Indiana running backs coach Deland McCullough can still remember the way Indiana running back Devine Redding moved during camp as a high school sophomore -- the way he changed direction on the turf, the power emanating behind his thick legs, how he ran routes as if he were a receiver.
McCullough’s first thought? “He’s one of the best guys we’ve ever had in camp.”
His second? “To be completely honest, that we wouldn’t get him.”
Now, five years after that camp, Redding is preparing to follow in the footsteps of two Hoosiers greats -- Tevin Coleman and Jordan Howard, both now in the NFL -- and to carve out his own legacy. That skinny high schooler who impressed McCullough can become the first Hoosiers player in 25 years (Vaughn Dunbar, 1990-91) to record back-to-back 1,000 yard seasons.

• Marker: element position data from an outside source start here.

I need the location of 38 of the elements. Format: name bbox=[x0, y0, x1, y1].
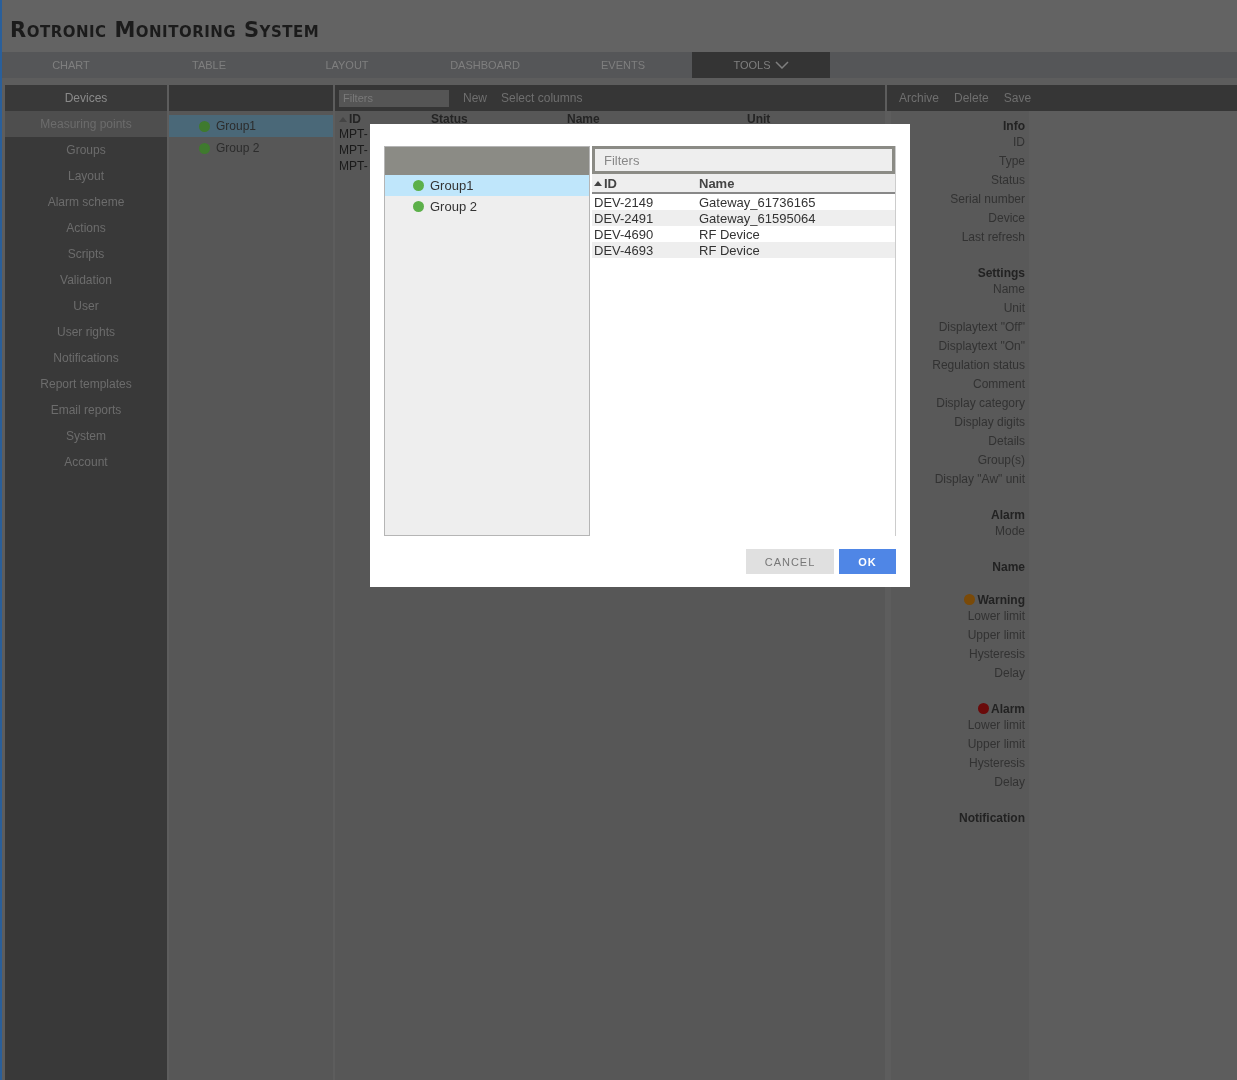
group-label: Group1 bbox=[216, 119, 257, 133]
table-cell: MPT- bbox=[339, 127, 368, 143]
cancel-button[interactable]: CANCEL bbox=[746, 549, 834, 574]
section-title: Warning bbox=[977, 592, 1025, 607]
toolbar-link[interactable]: Delete bbox=[954, 91, 989, 105]
sort-arrow-icon bbox=[594, 180, 602, 186]
nav-tab[interactable]: TOOLS bbox=[692, 52, 830, 78]
toolbar-link[interactable]: Save bbox=[1003, 91, 1032, 105]
table-cell-text: DEV-4693 bbox=[594, 242, 655, 258]
toolbar-link[interactable]: Select columns bbox=[501, 91, 583, 105]
table-cell-text: DEV-2149 bbox=[594, 194, 655, 210]
filter-field[interactable]: Filters bbox=[595, 149, 892, 171]
toolbar-link[interactable]: Archive bbox=[899, 91, 939, 105]
chevron-down-icon bbox=[774, 61, 789, 69]
table-cell-text: DEV-4690 bbox=[594, 226, 655, 242]
section-title: Notification bbox=[959, 810, 1025, 825]
table-cell-text: RF Device bbox=[699, 226, 761, 242]
group-label: Group 2 bbox=[430, 199, 477, 214]
section-title: Name bbox=[992, 559, 1025, 574]
table-cell-text: RF Device bbox=[699, 242, 761, 258]
section-title: Alarm bbox=[991, 507, 1025, 522]
group-label: Group1 bbox=[430, 178, 474, 193]
tree-item[interactable]: Group 2 bbox=[385, 196, 589, 217]
app-title: Rotronic Monitoring System bbox=[10, 18, 320, 42]
ok-button[interactable]: OK bbox=[839, 549, 896, 574]
table-cell: MPT- bbox=[339, 143, 368, 159]
group-item[interactable]: Group1 bbox=[169, 115, 333, 137]
tree-item[interactable]: Group1 bbox=[385, 175, 589, 196]
section-title: Settings bbox=[977, 265, 1025, 280]
table-cell-text: Gateway_61736165 bbox=[699, 194, 817, 210]
table-cell-text: DEV-2491 bbox=[594, 210, 655, 226]
toolbar-link[interactable]: New bbox=[463, 91, 487, 105]
section-title: Alarm bbox=[991, 701, 1025, 716]
sidebar-heading: Devices bbox=[63, 90, 109, 107]
column-header[interactable]: Name bbox=[699, 175, 735, 191]
table-cell: MPT- bbox=[339, 159, 368, 175]
column-header[interactable]: ID bbox=[604, 175, 617, 191]
table-cell-text: Gateway_61595064 bbox=[699, 210, 817, 226]
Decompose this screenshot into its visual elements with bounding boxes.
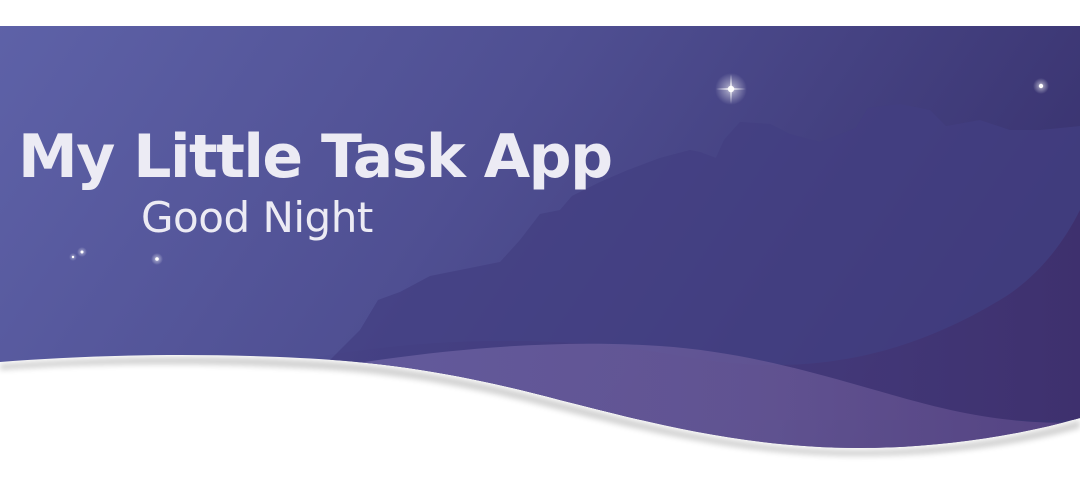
small-star-icon	[1033, 78, 1049, 94]
bright-star-icon	[715, 73, 747, 105]
night-sky-banner	[0, 26, 1080, 456]
small-star-icon	[151, 253, 163, 265]
small-star-icon	[69, 253, 77, 261]
app-page: My Little Task App Good Night	[0, 0, 1080, 482]
small-star-icon	[77, 247, 87, 257]
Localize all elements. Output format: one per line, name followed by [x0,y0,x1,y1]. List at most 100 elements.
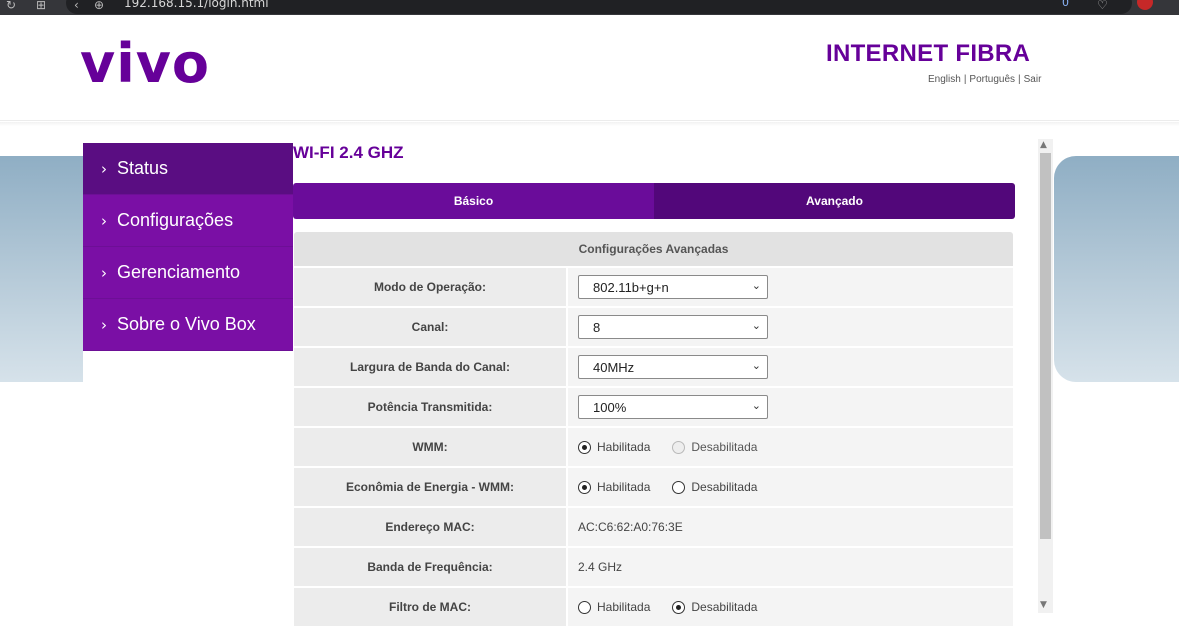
row-banda-frequencia: Banda de Frequência: 2.4 GHz [294,546,1013,586]
row-potencia: Potência Transmitida: 100% ⌄ [294,386,1013,426]
tabs-grid-icon[interactable]: ⊞ [36,0,46,12]
wmm-desabilitada-radio: Desabilitada [672,440,757,454]
sidebar-item-label: Configurações [117,210,234,230]
radio-label: Desabilitada [691,600,758,614]
row-canal: Canal: 8 ⌄ [294,306,1013,346]
field-label: Endereço MAC: [294,508,566,546]
field-label: Filtro de MAC: [294,588,566,626]
share-icon[interactable]: ‹ [74,0,79,12]
page-scrollbar[interactable]: ▲ ▼ [1038,139,1053,613]
tab-avancado[interactable]: Avançado [654,183,1015,219]
field-value: 100% ⌄ [568,388,1013,426]
row-largura-banda: Largura de Banda do Canal: 40MHz ⌄ [294,346,1013,386]
row-wmm: WMM: Habilitada Desabilitada [294,426,1013,466]
radio-label: Desabilitada [691,480,758,494]
modo-operacao-select[interactable]: 802.11b+g+n ⌄ [578,275,768,299]
radio-label: Habilitada [597,440,651,454]
radio-label: Habilitada [597,480,651,494]
page-title: WI-FI 2.4 GHZ [293,143,404,162]
link-sair[interactable]: Sair [1024,74,1042,85]
field-label: Modo de Operação: [294,268,566,306]
select-value: 40MHz [593,359,635,375]
filtro-habilitada-radio[interactable]: Habilitada [578,600,650,614]
shield-badge[interactable]: 0 [1062,0,1069,9]
vivo-logo[interactable]: vivo [80,37,210,91]
mac-address-value: AC:C6:62:A0:76:3E [568,508,1013,546]
advanced-settings-panel: Configurações Avançadas Modo de Operação… [294,232,1013,626]
background-band-right [1054,156,1179,382]
url-text[interactable]: 192.168.15.1/login.html [124,0,269,10]
site-header: vivo INTERNET FIBRA English | Português | Sa… [0,15,1179,121]
separator: | [1018,74,1021,85]
select-value: 802.11b+g+n [593,279,669,295]
radio-disabled [672,440,686,454]
field-value: Habilitada Desabilitada [568,468,1013,506]
field-label: Econômia de Energia - WMM: [294,468,566,506]
chevron-down-icon: ⌄ [751,399,761,412]
chevron-down-icon: ⌄ [751,279,761,292]
select-value: 100% [593,399,627,415]
field-label: WMM: [294,428,566,466]
sidebar-item-label: Sobre o Vivo Box [117,314,256,334]
sidebar-item-configuracoes[interactable]: › Configurações [83,195,293,247]
scroll-thumb[interactable] [1040,153,1051,539]
field-label: Canal: [294,308,566,346]
link-english[interactable]: English [928,74,961,85]
chevron-right-icon: › [101,263,107,282]
radio-selected[interactable] [578,480,591,494]
section-title: Configurações Avançadas [294,232,1013,266]
radio-unselected[interactable] [578,600,591,614]
potencia-select[interactable]: 100% ⌄ [578,395,768,419]
field-value: 8 ⌄ [568,308,1013,346]
radio-label: Habilitada [597,600,651,614]
field-value: 802.11b+g+n ⌄ [568,268,1013,306]
field-label: Banda de Frequência: [294,548,566,586]
row-modo-operacao: Modo de Operação: 802.11b+g+n ⌄ [294,266,1013,306]
chevron-down-icon: ⌄ [751,319,761,332]
reload-icon[interactable]: ↻ [6,0,16,12]
chevron-right-icon: › [101,315,107,334]
field-value: 40MHz ⌄ [568,348,1013,386]
field-value: Habilitada Desabilitada [568,428,1013,466]
header-shadow [0,122,1179,126]
radio-label: Desabilitada [691,440,758,454]
scroll-down-icon[interactable]: ▼ [1040,600,1047,610]
frequency-band-value: 2.4 GHz [568,548,1013,586]
tab-basico[interactable]: Básico [293,183,654,219]
browser-toolbar: ↻ ⊞ ‹ ⊕ 192.168.15.1/login.html 0 ♡ [0,0,1179,15]
row-filtro-mac: Filtro de MAC: Habilitada Desabilitada [294,586,1013,626]
radio-unselected[interactable] [672,480,686,494]
sidebar-item-status[interactable]: › Status [83,143,293,195]
brand-title: INTERNET FIBRA [826,40,1031,67]
language-links: English | Português | Sair [928,74,1041,85]
sidebar-menu: › Status › Configurações › Gerenciamento… [83,143,293,351]
chevron-right-icon: › [101,159,107,178]
row-economia-energia: Econômia de Energia - WMM: Habilitada De… [294,466,1013,506]
filtro-desabilitada-radio[interactable]: Desabilitada [672,600,757,614]
field-label: Largura de Banda do Canal: [294,348,566,386]
sidebar-item-sobre[interactable]: › Sobre o Vivo Box [83,299,293,351]
row-endereco-mac: Endereço MAC: AC:C6:62:A0:76:3E [294,506,1013,546]
radio-selected[interactable] [672,600,686,614]
field-label: Potência Transmitida: [294,388,566,426]
select-value: 8 [593,319,601,335]
wmm-habilitada-radio[interactable]: Habilitada [578,440,650,454]
economia-desabilitada-radio[interactable]: Desabilitada [672,480,757,494]
field-value: Habilitada Desabilitada [568,588,1013,626]
radio-selected[interactable] [578,440,591,454]
tab-bar: Básico Avançado [293,183,1015,219]
background-band-left [0,156,83,382]
economia-habilitada-radio[interactable]: Habilitada [578,480,650,494]
chevron-right-icon: › [101,211,107,230]
scroll-up-icon[interactable]: ▲ [1040,140,1047,150]
link-portugues[interactable]: Português [969,74,1015,85]
chevron-down-icon: ⌄ [751,359,761,372]
globe-icon: ⊕ [94,0,105,12]
canal-select[interactable]: 8 ⌄ [578,315,768,339]
sidebar-item-label: Gerenciamento [117,262,241,282]
largura-banda-select[interactable]: 40MHz ⌄ [578,355,768,379]
extension-icon[interactable] [1137,0,1153,10]
heart-icon[interactable]: ♡ [1097,0,1108,12]
sidebar-item-gerenciamento[interactable]: › Gerenciamento [83,247,293,299]
sidebar-item-label: Status [117,158,169,178]
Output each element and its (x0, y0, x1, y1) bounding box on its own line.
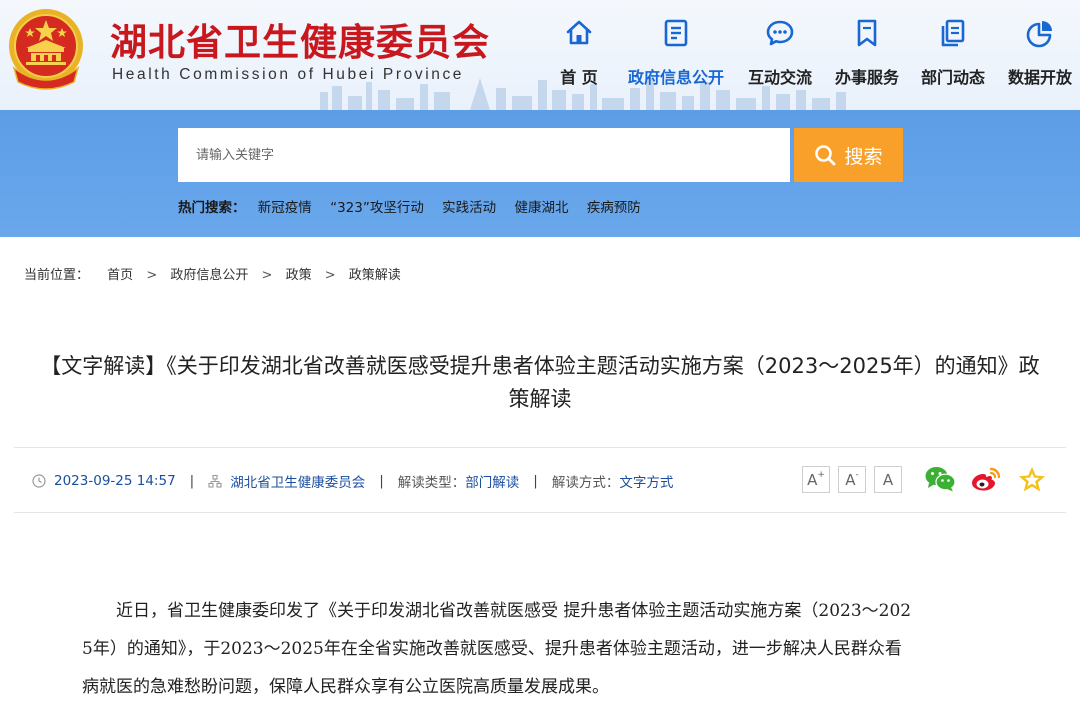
site-header: 湖北省卫生健康委员会 Health Commission of Hubei Pr… (0, 0, 1080, 110)
interpretation-method-label: 解读方式： (551, 475, 620, 491)
title-divider (14, 447, 1066, 448)
breadcrumb-link-home[interactable]: 首页 (107, 268, 133, 283)
article-title-line: 策解读 (508, 387, 572, 411)
font-decrease-button[interactable]: A- (838, 466, 866, 493)
favorite-star-icon[interactable] (1016, 465, 1048, 493)
search-input[interactable] (178, 128, 790, 182)
nav-item-gov-info[interactable]: 政府信息公开 (624, 14, 728, 94)
font-reset-button[interactable]: A (874, 466, 902, 493)
interpretation-method-value: 文字方式 (619, 475, 674, 491)
nav-label-gov-info: 政府信息公开 (627, 68, 724, 87)
nav-label-open-data: 数据开放 (1007, 68, 1072, 87)
hot-search-link[interactable]: 新冠疫情 (258, 200, 312, 216)
search-box (178, 128, 790, 182)
pie-chart-icon (1026, 21, 1052, 48)
hot-search-link[interactable]: “323”攻坚行动 (330, 200, 424, 216)
hot-search-link[interactable]: 健康湖北 (514, 200, 568, 216)
nav-item-services[interactable]: 办事服务 (831, 14, 903, 94)
font-increase-button[interactable]: A + (802, 466, 830, 493)
site-subtitle: Health Commission of Hubei Province (112, 66, 465, 83)
nav-item-home[interactable]: 首 页 (548, 14, 610, 94)
nav-label-services: 办事服务 (834, 68, 899, 87)
breadcrumb-link-policy-interpretation[interactable]: 政策解读 (349, 268, 401, 283)
bookmark-icon (857, 19, 877, 47)
document-list-icon (664, 19, 688, 47)
nav-item-open-data[interactable]: 数据开放 (1004, 14, 1076, 94)
weibo-icon[interactable] (970, 465, 1002, 493)
nav-label-interaction: 互动交流 (747, 68, 812, 87)
article-body-line: 5年）的通知》，于2023～2025年在全省实施改善就医感受、提升患者体验主题活… (82, 639, 902, 659)
meta-separator: | (533, 473, 538, 489)
breadcrumb-separator: > (146, 268, 158, 283)
hot-search: 热门搜索： 新冠疫情 “323”攻坚行动 实践活动 健康湖北 疾病预防 (178, 196, 655, 216)
breadcrumb-link-policy[interactable]: 政策 (286, 268, 312, 283)
meta-separator: | (189, 473, 195, 489)
meta-divider (14, 512, 1066, 513)
article-body-line: 病就医的急难愁盼问题，保障人民群众享有公立医院高质量发展成果。 (82, 677, 609, 697)
organization-icon (208, 474, 222, 488)
search-icon (815, 145, 836, 166)
hot-search-link[interactable]: 疾病预防 (587, 200, 641, 216)
article-body-line: 近日，省卫生健康委印发了《关于印发湖北省改善就医感受 提升患者体验主题活动实施方… (82, 601, 912, 621)
home-icon (566, 20, 592, 45)
nav-item-interaction[interactable]: 互动交流 (744, 14, 816, 94)
font-size-controls: A + A- A (802, 466, 902, 493)
share-bar (924, 465, 1048, 493)
breadcrumb-label: 当前位置： (24, 268, 90, 283)
breadcrumb-separator: > (324, 268, 336, 283)
article-body: 近日，省卫生健康委印发了《关于印发湖北省改善就医感受 提升患者体验主题活动实施方… (82, 592, 1000, 705)
article-title-line: 【文字解读】《关于印发湖北省改善就医感受提升患者体验主题活动实施方案（2023～… (40, 354, 1040, 378)
breadcrumb-separator: > (261, 268, 273, 283)
search-button[interactable]: 搜索 (794, 128, 903, 182)
clock-icon (32, 474, 46, 488)
search-band: 搜索 热门搜索： 新冠疫情 “323”攻坚行动 实践活动 健康湖北 疾病预防 (0, 110, 1080, 237)
publish-date: 2023-09-25 14:57 (54, 473, 176, 489)
search-button-label: 搜索 (844, 145, 883, 168)
hot-search-label: 热门搜索： (178, 200, 246, 216)
breadcrumb-link-gov-info[interactable]: 政府信息公开 (170, 268, 248, 283)
interpretation-type-value: 部门解读 (465, 475, 520, 491)
hot-search-link[interactable]: 实践活动 (442, 200, 496, 216)
wechat-icon[interactable] (924, 465, 956, 493)
article-title: 【文字解读】《关于印发湖北省改善就医感受提升患者体验主题活动实施方案（2023～… (20, 350, 1060, 416)
nav-label-home: 首 页 (560, 68, 598, 87)
national-emblem-logo (9, 9, 83, 90)
site-title[interactable]: 湖北省卫生健康委员会 (110, 12, 490, 66)
article-meta: 2023-09-25 14:57 | 湖北省卫生健康委员会 | 解读类型： 部门… (32, 471, 673, 491)
copy-document-icon (941, 19, 965, 47)
chat-bubble-icon (766, 20, 794, 46)
nav-item-dept-news[interactable]: 部门动态 (917, 14, 989, 94)
breadcrumb: 当前位置： 首页 > 政府信息公开 > 政策 > 政策解读 (24, 264, 401, 283)
interpretation-type-label: 解读类型： (397, 475, 466, 491)
nav-label-dept-news: 部门动态 (920, 68, 985, 87)
meta-separator: | (379, 473, 384, 489)
source-org: 湖北省卫生健康委员会 (230, 475, 366, 491)
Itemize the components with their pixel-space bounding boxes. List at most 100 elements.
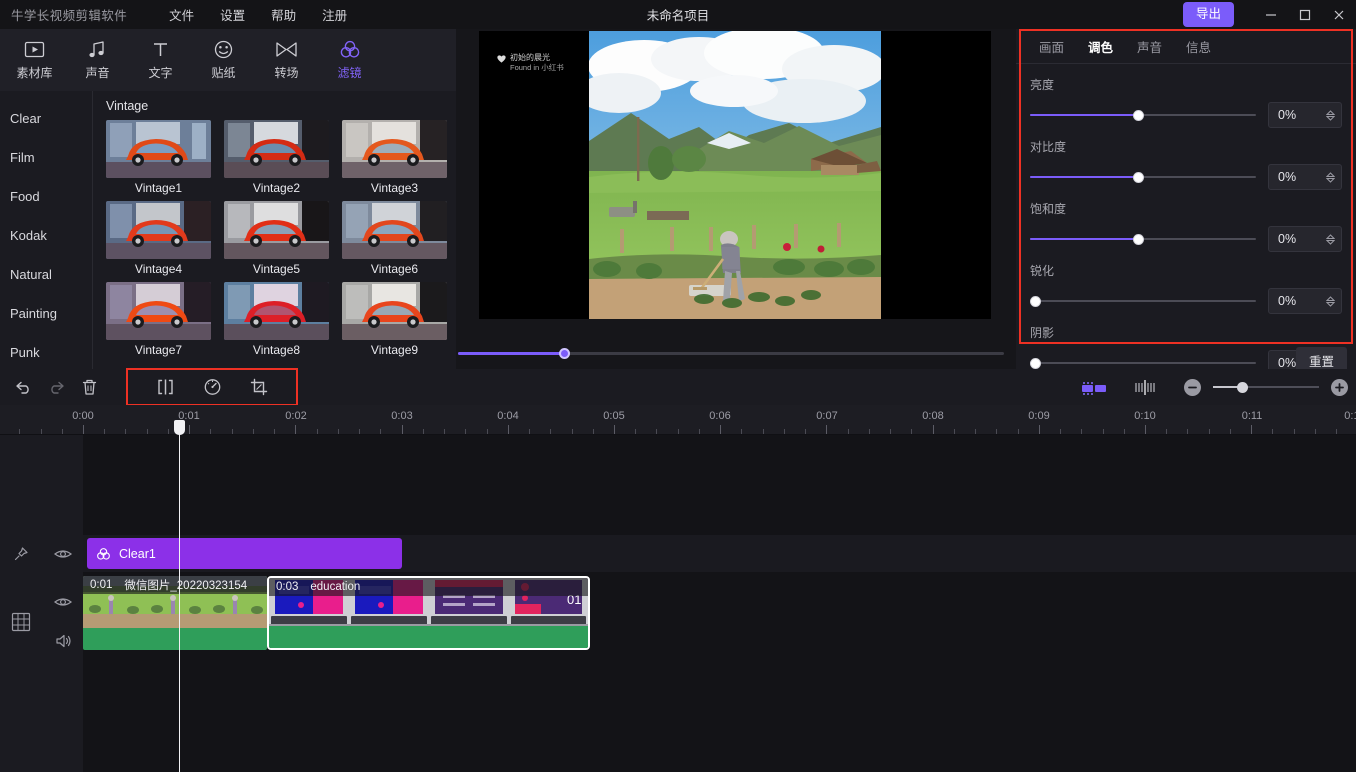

“That’s one thing I’d love to say; that’s one feeling I’d love to get,” said Redding, who rushed for 1,012 yards last season as a sophomore. “Just to be a part of something like that.”
Redding’s potential path to the record books, to opportunity, was far from a likely one. The Youngstown, Ohio, native initially attended Mineral Ridge High School, a small school that was virtually unknown in recruiting circles. He then moved to powerhouse Cleveland Glenville for his senior season but was forced to sit out five games due to transfer rules.
Other college coaches were turned off by his slow 40-yard dash time -- he clocked a 4.75 at a Nike camp -- but McCullough and the Hoosiers knew he was faster in pads. Redding’s high school coach tried to tell others his work ethic and vision weren’t confined to a stopwatch, but few listened. Redding had just a single scholarship offer, from Indiana, when he committed.
“Sometimes you miss like that because you think it’s all about the 40 and things like that,” Glenville coach Ted Ginn Sr. said. “He’s just a natural back to me, and I just never understood it.”
Added McCullough: “I think it’s one of those things. A bunch of people missed -- and that’s good for us.”
McCullough and Ginn both believe that slight has stuck with Redding. But it’s not something he needs to focus on; it’s a part of him.
Every morning, before he brushes his teeth, Redding flips on a light and reads a piece of loose-leaf paper sitting by his window sill. There are no mentions of the schools that overlooked him, nor the recruiting services who took him for granted. Instead, three goals are hastily scrawled on the paper – two football goals and a life goal. (“Be happy.”)
He declined to share those football goals. But he wants more than 1,000 yards. He’s aiming for a better bowl. And he’s working toward respect.
“I just go out there and do my thing,” he said. “I don’t feel a lot of pressure because I know what I’m capable of.”
He’s gotten this far with outsiders underestimating him. So he doesn’t much care what their expectations are. Scouts wrote that Redding would need a redshirt year to develop; he then helped upset No. 18 Missouri with 49 rushing yards as a freshman. When Redding averaged less than 3 yards a carry in the first half of his sophomore season, he emerged by averaging nearly 6 yards in the second half.
“He came on very, very strong within the last year,” coach Kevin Wilson said. “Really settled down, played within himself, and he’s doing well.”
Through ice packs and bruises, he has never missed a practice. He spent extra time in the film room this offseason, trying to improve his overall timing. And he has tried to help coach up the younger backs, much like Coleman and Howard did with him.
Five years ago, no one except Indiana believed in Redding. Three years ago, few believed in an Indiana running game that hadn’t had a 1,000-yard rusher in a decade. A lot has changed since then.
Redding has come a long way, from an under-the-radar recruit to a Hoosiers running back on the cusp of history. But he’s not ready to settle, not just yet.
“When I got 1,000 yards, I wasn’t like, ‘All right, I got it,’” he said. “I felt more motivation. I want to get more.”